D'inspiration surréaliste, ce long poème en prose de quarante pages témoigne de la prise de conscience politique d'un jeune des Antilles en séjour d'études en France. La violence des mots et des images traverse toute l'œuvre, tandis qu'à la fin, l'image de la colombe annonce la paix. L'ensemble est une dénonciation de la colonisation et de ses effets pervers. Le comédien Jacques Martial et le cinéaste Philippe Bérenger ont adapté à l’écran cette œuvre poétique. Sortie à la télévision en avril 2008 après l'annonce du décès d'Aimé Césaire. Ci-dessous quelques fragments glanés çà et là dans le texte.
Au bout du petit matin, une autre petite maison qui sent très mauvais dans une rue très étroite, une maison minuscule qui abrite en ses entrailles de bois pourri des dizaines de rats et la turbulence de mes six frères et soeurs, une petite maison cruelle dont l'intransigeance affole nos fins de mois et mon père fantasque grignoté d'une seule misère, je n'ai jamais su laquelle, qu'une imprévisible sorcellerie assoupit en mélancolique tendresse ou exalte en hautes flammes de colère; et ma mère dont les jambes pour notre faim inlassable pédalent, pédalent de jour, de nuit, je suis même réveillé la nuit par ces jambes inlassables qui pédalent la nuit et la morsure âpre dans la chair molle de la nuit d'une Singer que ma mère pédale, pédale pour notre faim et de jour et de nuit.
Partir,
Comme il y a des hommes-hyènes et des hommes-panthères,
je serais un homme-juif
un homme-cafre
un homme-hindou-de-Calcutta
un homme-de-Harlem-qui ne vote-pas
l'homme-famine, l'homme-insulte, l'homme-torture
on pouvait à n'importe quel moment le saisir le rouer
de coups, le tuer - parfaitement le tuer - sans avoir
de compte à rendre à personne sans avoir d'excuses à présenter à personne
un homme-juif
un homme-pogrom
un chiot
un mendigot
Mais est-ce qu'on tue le Remords, beau comme la
face de stupeur d'une dame anglaise qui trouverait
dans sa soupière un crâne de Hottentot?
Partir. Mon coeur bruissait de générosités emphatiques. Partir... j'arriverais lisse et jeune dans ce pays mien et je dirais à ce pays dont le limon entre dans la composition de ma chair : « J'ai longtemps erré et je reviens vers la hideur désertée de vos plaies ».

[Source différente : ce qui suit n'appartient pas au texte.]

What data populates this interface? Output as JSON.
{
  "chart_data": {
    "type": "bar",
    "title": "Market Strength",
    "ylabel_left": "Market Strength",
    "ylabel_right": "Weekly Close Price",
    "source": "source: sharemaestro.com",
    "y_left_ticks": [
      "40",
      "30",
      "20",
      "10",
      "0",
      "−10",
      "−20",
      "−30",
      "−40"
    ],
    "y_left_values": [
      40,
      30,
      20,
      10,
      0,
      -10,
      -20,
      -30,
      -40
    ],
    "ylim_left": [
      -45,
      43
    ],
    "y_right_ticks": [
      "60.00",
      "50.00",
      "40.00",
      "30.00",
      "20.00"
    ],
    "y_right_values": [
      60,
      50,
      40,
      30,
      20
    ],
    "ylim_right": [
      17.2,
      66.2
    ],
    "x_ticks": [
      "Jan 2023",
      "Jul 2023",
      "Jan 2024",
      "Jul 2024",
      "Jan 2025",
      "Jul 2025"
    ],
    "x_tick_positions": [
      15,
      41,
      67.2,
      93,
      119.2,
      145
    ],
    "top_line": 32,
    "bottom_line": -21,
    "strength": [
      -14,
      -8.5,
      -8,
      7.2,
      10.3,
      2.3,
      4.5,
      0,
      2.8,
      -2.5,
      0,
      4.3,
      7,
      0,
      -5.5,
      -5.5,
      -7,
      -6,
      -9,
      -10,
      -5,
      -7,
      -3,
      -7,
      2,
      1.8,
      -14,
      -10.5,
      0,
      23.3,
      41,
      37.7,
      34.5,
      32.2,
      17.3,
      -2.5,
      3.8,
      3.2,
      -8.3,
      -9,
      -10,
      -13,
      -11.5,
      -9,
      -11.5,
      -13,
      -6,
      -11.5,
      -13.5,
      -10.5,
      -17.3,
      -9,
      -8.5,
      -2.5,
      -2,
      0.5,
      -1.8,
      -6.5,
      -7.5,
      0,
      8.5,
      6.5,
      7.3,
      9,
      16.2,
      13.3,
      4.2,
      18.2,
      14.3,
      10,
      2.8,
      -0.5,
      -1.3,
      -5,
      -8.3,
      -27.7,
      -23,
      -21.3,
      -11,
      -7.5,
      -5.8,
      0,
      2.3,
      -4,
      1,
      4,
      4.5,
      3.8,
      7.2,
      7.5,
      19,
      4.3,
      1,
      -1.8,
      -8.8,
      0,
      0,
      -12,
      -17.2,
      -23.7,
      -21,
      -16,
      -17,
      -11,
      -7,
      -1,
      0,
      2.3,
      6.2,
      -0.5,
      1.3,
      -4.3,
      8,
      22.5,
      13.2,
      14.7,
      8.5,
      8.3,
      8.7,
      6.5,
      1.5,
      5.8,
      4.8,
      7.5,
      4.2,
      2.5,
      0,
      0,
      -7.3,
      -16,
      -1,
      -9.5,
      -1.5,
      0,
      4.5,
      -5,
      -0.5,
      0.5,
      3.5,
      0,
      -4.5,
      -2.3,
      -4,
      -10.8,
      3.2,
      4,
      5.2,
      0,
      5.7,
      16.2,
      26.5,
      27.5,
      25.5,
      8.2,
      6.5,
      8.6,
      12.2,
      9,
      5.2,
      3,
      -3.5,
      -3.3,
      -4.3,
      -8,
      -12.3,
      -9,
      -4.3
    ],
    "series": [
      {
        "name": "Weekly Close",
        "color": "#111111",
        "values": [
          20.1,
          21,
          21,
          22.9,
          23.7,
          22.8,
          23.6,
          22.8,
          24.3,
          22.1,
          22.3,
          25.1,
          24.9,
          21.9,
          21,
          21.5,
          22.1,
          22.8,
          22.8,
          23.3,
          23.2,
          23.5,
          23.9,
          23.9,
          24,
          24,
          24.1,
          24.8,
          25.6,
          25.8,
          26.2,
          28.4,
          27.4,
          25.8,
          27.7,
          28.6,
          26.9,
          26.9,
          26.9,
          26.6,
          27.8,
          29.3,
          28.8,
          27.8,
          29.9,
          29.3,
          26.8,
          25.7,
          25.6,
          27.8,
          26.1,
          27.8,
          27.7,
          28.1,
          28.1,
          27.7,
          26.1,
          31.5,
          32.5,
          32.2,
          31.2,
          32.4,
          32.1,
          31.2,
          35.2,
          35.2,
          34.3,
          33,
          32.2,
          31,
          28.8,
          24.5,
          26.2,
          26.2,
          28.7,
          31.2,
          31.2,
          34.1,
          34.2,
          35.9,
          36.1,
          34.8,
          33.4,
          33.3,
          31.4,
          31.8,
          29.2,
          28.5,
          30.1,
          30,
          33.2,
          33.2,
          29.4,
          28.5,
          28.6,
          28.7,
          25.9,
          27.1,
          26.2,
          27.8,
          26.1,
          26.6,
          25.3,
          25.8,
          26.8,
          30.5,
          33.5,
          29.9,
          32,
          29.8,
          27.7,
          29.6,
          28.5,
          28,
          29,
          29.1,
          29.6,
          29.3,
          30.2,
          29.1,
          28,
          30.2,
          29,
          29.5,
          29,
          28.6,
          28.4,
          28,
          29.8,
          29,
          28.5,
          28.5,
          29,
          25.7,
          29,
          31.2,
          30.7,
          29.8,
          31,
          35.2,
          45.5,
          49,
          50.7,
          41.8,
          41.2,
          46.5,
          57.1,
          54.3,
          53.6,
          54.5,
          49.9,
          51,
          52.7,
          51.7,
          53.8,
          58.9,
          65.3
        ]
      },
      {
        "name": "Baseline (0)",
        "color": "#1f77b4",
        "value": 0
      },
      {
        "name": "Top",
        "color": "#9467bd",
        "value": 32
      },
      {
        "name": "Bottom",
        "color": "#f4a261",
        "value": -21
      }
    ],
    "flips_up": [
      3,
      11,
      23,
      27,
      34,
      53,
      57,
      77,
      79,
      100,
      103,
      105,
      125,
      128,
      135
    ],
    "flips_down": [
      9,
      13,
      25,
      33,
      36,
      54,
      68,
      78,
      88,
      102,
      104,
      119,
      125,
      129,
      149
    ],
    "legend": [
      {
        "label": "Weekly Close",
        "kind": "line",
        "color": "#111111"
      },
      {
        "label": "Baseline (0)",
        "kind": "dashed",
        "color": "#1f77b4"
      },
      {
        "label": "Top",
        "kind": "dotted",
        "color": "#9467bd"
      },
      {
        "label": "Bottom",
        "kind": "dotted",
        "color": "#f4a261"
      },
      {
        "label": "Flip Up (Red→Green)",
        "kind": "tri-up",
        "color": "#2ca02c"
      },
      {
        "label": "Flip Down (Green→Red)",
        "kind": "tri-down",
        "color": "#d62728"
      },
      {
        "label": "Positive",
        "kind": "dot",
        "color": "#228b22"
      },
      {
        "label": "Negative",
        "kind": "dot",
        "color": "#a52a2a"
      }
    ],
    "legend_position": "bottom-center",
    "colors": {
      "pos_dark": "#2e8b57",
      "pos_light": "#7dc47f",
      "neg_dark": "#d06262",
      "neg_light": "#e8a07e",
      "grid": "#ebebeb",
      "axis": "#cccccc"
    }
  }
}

Je viendrais à ce pays mien et je lui dirais : Embrassez-moi sans crainte... Et si je ne sais que parler, c'est pour vous que je parlerai».
Et je lui dirais encore :« Ma bouche sera la bouche des malheurs qui n'ont point de bouche, ma voix, la liberté de celles qui s'affaissent au cachot du désespoir. »
Et venant je me dirais à moi-même : « Et surtout mon corps aussi bien que mon âme, gardez-vous de vous croiser les bras en l'attitude stérile du spectateur, car la vie n'est pas un spectacle, car une mer de douleurs n'est pas un proscenium, car un homme qui crie n'est pas un ours qui danse... »
Que de sang dans ma mémoire ! Dans ma mémoire sont des lagunes. Elles sont couvertes de têtes de morts. Elle ne sont pas couvertes de nénuphars. Dans ma mémoire sont des lagunes. Sur leurs rives ne sont pas étendus des pagnes de femmes.
Ma mémoire est entourée de sang. Ma mémoire a sa ceinture de cadavres !
Ce qui est à moi aussi : une petit cellule dans le Jura,
une petite cellule, la neige la double de barreaux blancs
la neige est un geôlier blanc qui monte la garde devant une prison
Ce qui est à moi
c'est un homme seul emprisonné de blanc
c'est un homme seul qui défie les cris blancs de la mort blanche
c'est un homme seul qui fascine l'épervier blanc de la mort blanche.